Don’t call them documentaries! Make films that happen to be
unscripted, that happen to be improvised, that happen to be conversational,
that happen to feature real people. When I talk to my friend Harmony Korine, I have more
in common with what he does than I do with many of my documentarian contemporaries.
Korine is a master of throwing a ton of balls in the air and just figuring out
what lands as he goes. It’s a balance between the preconceived and getting
balls in the air. I have more in common with him because my films aren’t issue films
or journalistic. They’re just these odd, deeply personal portraits.

We’re seeing so many
documentaries take these narrative risks in the way they tell their stories, be
it Sarah Polley’s “Stories We Tell” or Joshua Oppenheimer’s “The Act of Killing.” “Farewell To Hollywood” is obviously different, but how do you see it fitting
into these documentaries that break storytelling boundaries?

Right, we’re seeing all of these hybrid films. But that’s
something that’s inherent with documentary filmmaking that I love so much. Just
look at Errol Morris and “The Thing Blue Line,” which came out more than twenty
years ago or so.

So then what is it
about documentaries that speaks to you so profoundly?

I love the improvisational feel to them. I like not
knowing the end as you begin. I like crafting very cinematic movies
that have a language that is unique to the story and the characters. I am hopeless
as soon as you hand me a script. Scripts bore me, and I don’t know why. But you
put a camera in my hand and a character like Reggie that I can connect with and my brain comes alive as a storyteller and as a filmmaker.

The movie has been touring around the world for almost a year now. Will it get distribution ever?

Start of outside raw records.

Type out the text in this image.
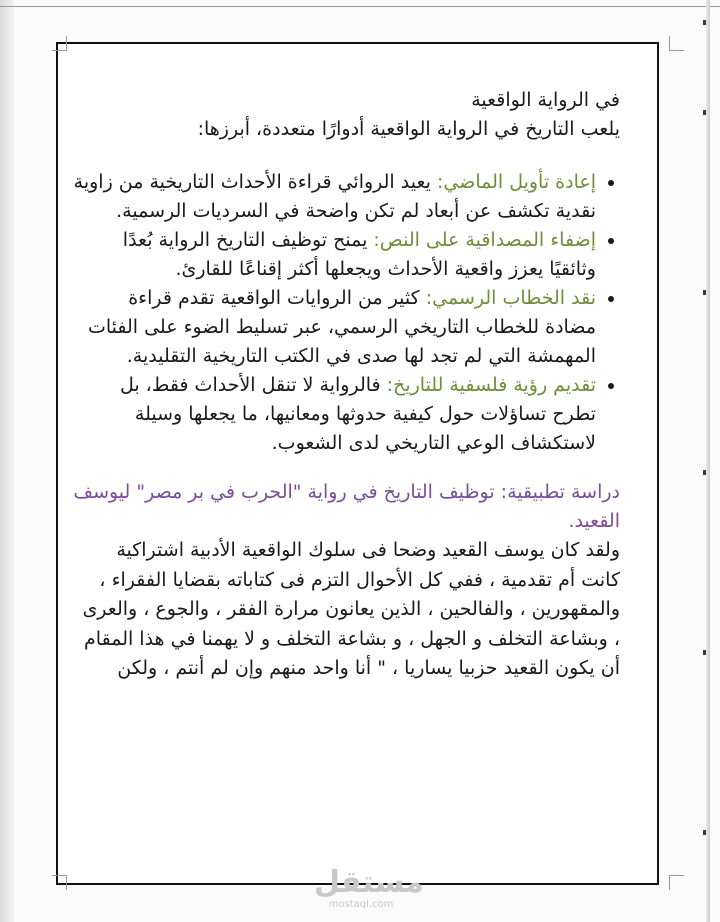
في الرواية الواقعية
يلعب التاريخ في الرواية الواقعية أدوارًا متعددة، أبرزها:
• إعادة تأويل الماضي: يعيد الروائي قراءة الأحداث التاريخية من زاوية نقدية تكشف عن أبعاد لم تكن واضحة في السرديات الرسمية.
• إضفاء المصداقية على النص: يمنح توظيف التاريخ الرواية بُعدًا وثائقيًا يعزز واقعية الأحداث ويجعلها أكثر إقناعًا للقارئ.
• نقد الخطاب الرسمي: كثير من الروايات الواقعية تقدم قراءة مضادة للخطاب التاريخي الرسمي، عبر تسليط الضوء على الفئات المهمشة التي لم تجد لها صدى في الكتب التاريخية التقليدية.
• تقديم رؤية فلسفية للتاريخ: فالرواية لا تنقل الأحداث فقط، بل تطرح تساؤلات حول كيفية حدوثها ومعانيها، ما يجعلها وسيلة لاستكشاف الوعي التاريخي لدى الشعوب.
دراسة تطبيقية: توظيف التاريخ في رواية "الحرب في بر مصر" ليوسف القعيد.

ولقد كان يوسف القعيد وضحا فى سلوك الواقعية الأدبية اشتراكية كانت أم تقدمية ، ففي كل الأحوال التزم فى كتاباته بقضايا الفقراء ، والمقهورين ، والفالحين ، الذين يعانون مرارة الفقر ، والجوع ، والعرى ، وبشاعة التخلف و الجهل ، و بشاعة التخلف و لا يهمنا في هذا المقام أن يكون القعيد حزبيا يساريا ، " أنا واحد منهم وإن لم أنتم ، ولكن

مستقل
mostaql.com
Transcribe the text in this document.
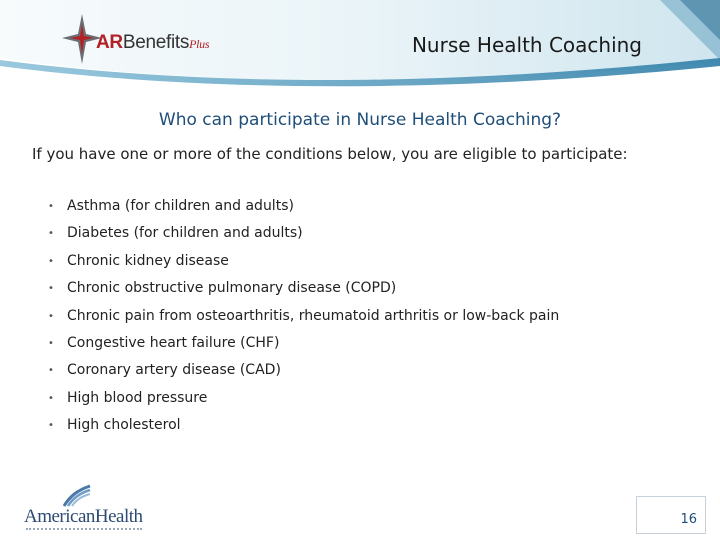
ARBenefitsPlus	Nurse Health Coaching
Who can participate in Nurse Health Coaching?
If you have one or more of the conditions below, you are eligible to participate:
• Asthma (for children and adults)
• Diabetes (for children and adults)
• Chronic kidney disease
• Chronic obstructive pulmonary disease (COPD)
• Chronic pain from osteoarthritis, rheumatoid arthritis or low-back pain
• Congestive heart failure (CHF)
• Coronary artery disease (CAD)
• High blood pressure
• High cholesterol
AmericanHealth	16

Yes! Film International is going to do a 30-city thing.
It’ll open in New York and Los Angeles first at the kind of places where these
types of movies always play. We have a great team behind it and a great distributor
for art films. After NY and LA, it’ll roll out into 30 cities beginning
sometime in January. We’ll see how it does. For the first 15 years “Grey Gardens” only had 3 screenings at the Paris Theater. Maybe only like 500 people
saw it. And for 15 years it was an underground movie. One of my jobs under the
Maysles Brothers was to take the print down to gay parties in the West Village
and show it. It basically sat dormant for a long time and then was
rediscovered. You can’t have it all. You can’t make movies like this and turn
around and say, “Now I want commercial success!” You have to define what
success is, and right now I feel like this film is just beginning. It’s going to have a long life. There’s been an
incredible emotional response to the movie, and that’s going to continue to
grow. It deeply affects people. That’s success.